Written and Directed by Adam Rapp
Reviewed by David Roberts
Theatre Reviews Limited
“I like your sweater. That color’s good on you. Is that purple? (Ellis to his daughter) “So sometimes when I close my eyes there are cats and ocelots and burning trees. And sometimes the trees run like men on fire and sometimes there are ocelots up in the branches and they’re burning too.” (Ellis in “The Purple Lights of Joppa”)

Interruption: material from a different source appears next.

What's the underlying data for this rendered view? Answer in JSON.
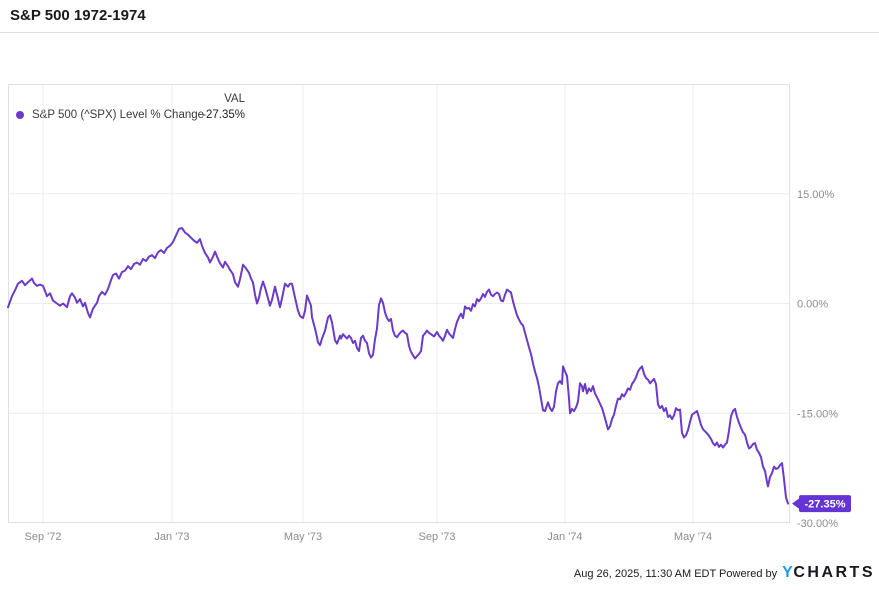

Social media plays a significant role in “Adam Rapp’s “The Purple Lights of Joppa Illinois” currently playing at Atlantic Stage 2. Ellis (William Apps) a father in Paducah Kentucky sends a Friend request to his estranged daughter Catherine (Katherine Reis) in Joppa Illinois and she accepts his invitation and they begin to chat. Seems simple enough – another example of reconnecting with family through Facebook. However, this connection is complicated. Ellis contacts his daughter through his nurse Barrett’s (Connor Barrett) Facebook account and father and daughter agree to meet at Ellis’s small street-level duplex apartment in Paducah at a specific time during Barrett’s next home visit to Ellis.
Adding to the fragility – and the excitement – of this bumpy ride, Catherine’s mother thinks Catherine is taking a walk around the block back in Joppa with her friend Monique (Susan Heyward); however, Monique – using the driver’s license of her thirty-seven-year-old aunt Takayda Flowers – makes the trip to Paducah with Catherine and is packing – of all things – her Uncle Levon’s Taser gun. This is but a portion of the exposition for Mr. Rapp’s play about a mentally ill father and a love-starved daughter that have no choice but to embrace change in the midst of chaos.
For five minutes during their visit, Ellis and Catherine stare at each other and experience profound confession, forgiveness, and the beginning of reconciliation as they listen to Mickey Newbury’s “I Don’t Think Much About Her No More.” This is a brave choice for Mr. Rapp and for the cast and a choice that pays off with abundant rewards. When Ellis decides to play track number three from Newbury’s 1969 album “Looks Like Rain,” Ellis determines to leave his world of “boiling doors” and lights that move and risk reuniting with the daughter he left years before.
Much goes on in “The Purple Lights of Joppa Illinois; however, to share too much of the action would spoil the overall experience of seeing this remarkable play. It is perhaps enough to say that there is intrigue, surprise, shock, confusion, and a redemptive vision of unconditional and nonjudgmental love. The audience needs to engage in every delicate moment of how Mr. Rapp’s extraordinary characters embrace their engaging conflicts to spin a tale of healing and release.
William Apps captures the depths of Ellis’s despair and the intensity of his bi-polar affective disorder, with psychosis with impeccable precision. Mr. Apps does not waste one movement, one gesture, one glance in his portrayal of Ellis and his monologue describing Ellis’s experience with his disorder is life-changing and emotionally exhausting. Katherine Reis captures Catherine’s innate inquisitiveness and her need to know why her father left her. In their scenes together, Mr. Apps and Ms. Reis are not merely emotionally connected: they are somehow physically entwined in a ballet of belief in change.
Susan Heyward delivers a believable Monique who is at once Catherine’s soulmate and her protector and her alter ego. And Connor Barrett balances his caring professional persona with his utter fear that he might lose his position were his “secret” to be revealed. This is a brilliant ensemble cast that exercises its collective and individual craft without reserve or trepidation.
Adam Rapp’s direction is remarkable and brims with intensity and subtlety. When – at some almost indiscernible place – Catherine (and even Monique) decide to forgive Ellis, understand Ellis, and embrace his massive soul, Mr. Rapp choreographs forgiveness in ways that are as deeply emotional as they are purely startling. Think costume designer Jessica Pabst forgot to remove the size label from Ellis’s new pants? Just sit back and wait!
Watching Ellis and Catherine choose to travel the often unchartered paths of forgiveness and reconciliation is deeply cathartic. They both know they have done “bad stuff.” However, Catherine’s lists and Ellis’s journeys to the outer fringes of madness and back have somehow saved them, offered them salvation at least. And it is from that well of human grappling that Adam Rapp – once again – baptizes us with hope.